Die Grenzen zwischen Israelkritik und Antisemitismus sind fließend. Der linke Antisemitismus spielt genau mit dieser Grauzone. Vordergründig gibt sich der linke Antisemitismus als Meinungsvielfalt im Namen des demokratischen Diskurses. Doch bei genauem Hinsehen wird seine subtile und manipulative antisemitische Agenda sichtbar.

IMAGO

Der linke Antisemitismus gibt sich israelkritsch. Sicherlich ist Israelkritik wichtig und berechtigt. Israel als pluralistische Demokratie von orthodoxen Juden über die Regenbogen-Community bis hin zu arabischen Parteien in der Knesset lebt von der Streitkultur, lebt von Kritik, Gegenkritik und Weiterentwicklung. Und doch gibt es Alarmsignale, wenn sich berechtigte Israelkritik in destruktiven Antisemitismus verwandelt.
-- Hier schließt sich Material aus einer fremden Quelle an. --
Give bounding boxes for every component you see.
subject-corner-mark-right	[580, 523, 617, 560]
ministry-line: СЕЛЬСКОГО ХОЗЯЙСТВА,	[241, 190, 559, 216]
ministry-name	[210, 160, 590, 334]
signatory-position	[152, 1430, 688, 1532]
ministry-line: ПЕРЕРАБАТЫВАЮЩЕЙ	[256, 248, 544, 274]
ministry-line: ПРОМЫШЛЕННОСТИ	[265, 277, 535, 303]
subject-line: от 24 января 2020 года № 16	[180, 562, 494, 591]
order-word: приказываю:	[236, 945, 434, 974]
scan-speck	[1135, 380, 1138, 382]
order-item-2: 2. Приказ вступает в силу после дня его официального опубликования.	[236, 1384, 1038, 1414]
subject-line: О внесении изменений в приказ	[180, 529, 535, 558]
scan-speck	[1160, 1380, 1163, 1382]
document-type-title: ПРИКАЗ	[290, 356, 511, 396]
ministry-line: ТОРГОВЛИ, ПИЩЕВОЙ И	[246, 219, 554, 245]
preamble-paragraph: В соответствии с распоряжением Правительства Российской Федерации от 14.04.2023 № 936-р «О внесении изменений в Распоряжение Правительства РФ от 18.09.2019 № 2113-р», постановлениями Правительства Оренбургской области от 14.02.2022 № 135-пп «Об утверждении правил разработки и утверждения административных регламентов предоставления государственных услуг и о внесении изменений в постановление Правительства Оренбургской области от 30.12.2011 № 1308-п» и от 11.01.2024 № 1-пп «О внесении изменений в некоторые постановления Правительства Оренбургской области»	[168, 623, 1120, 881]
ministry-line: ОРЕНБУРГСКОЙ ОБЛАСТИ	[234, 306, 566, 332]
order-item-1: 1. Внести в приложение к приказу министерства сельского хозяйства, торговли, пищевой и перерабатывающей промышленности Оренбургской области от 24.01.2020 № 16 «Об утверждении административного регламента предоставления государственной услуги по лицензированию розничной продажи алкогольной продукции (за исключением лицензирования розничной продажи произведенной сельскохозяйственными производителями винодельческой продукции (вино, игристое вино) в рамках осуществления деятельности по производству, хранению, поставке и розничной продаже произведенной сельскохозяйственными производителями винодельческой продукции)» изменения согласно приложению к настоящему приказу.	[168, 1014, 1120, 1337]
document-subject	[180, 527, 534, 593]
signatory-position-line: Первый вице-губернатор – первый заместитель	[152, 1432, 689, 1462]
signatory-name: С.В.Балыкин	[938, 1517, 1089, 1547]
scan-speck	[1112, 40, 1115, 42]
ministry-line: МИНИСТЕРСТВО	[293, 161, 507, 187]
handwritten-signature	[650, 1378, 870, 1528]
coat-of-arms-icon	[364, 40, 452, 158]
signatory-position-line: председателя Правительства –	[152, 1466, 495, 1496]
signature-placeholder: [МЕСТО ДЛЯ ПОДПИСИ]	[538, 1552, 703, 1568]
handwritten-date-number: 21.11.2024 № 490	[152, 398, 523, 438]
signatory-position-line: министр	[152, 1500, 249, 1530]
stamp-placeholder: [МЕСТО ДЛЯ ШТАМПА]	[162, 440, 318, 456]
Erstens: Antisemitische Israelkritik misst mit zweierlei Maß.
Man kann nicht Israel einen „Apartheidsstaat“ nennen, wenn man nicht mindestens genauso Gaza oder andere muslimische Länder „Apartheidsregime“ nennt. In Israel gibt es 2,1 Millionen Araber mit israelischem Pass (ca. 21 Prozent der Gesamtbevölkerung). Sie haben das aktive und passive Wahlrecht. Abgesehen von den sicherheitsrelevanten Bereichen leben sie gleichberechtigt in Israel. Gaza und andere muslimische Staaten dagegen sind bewusst und staatsgewollt „judenrein“, was wohl weit mehr der Apartheid entspricht.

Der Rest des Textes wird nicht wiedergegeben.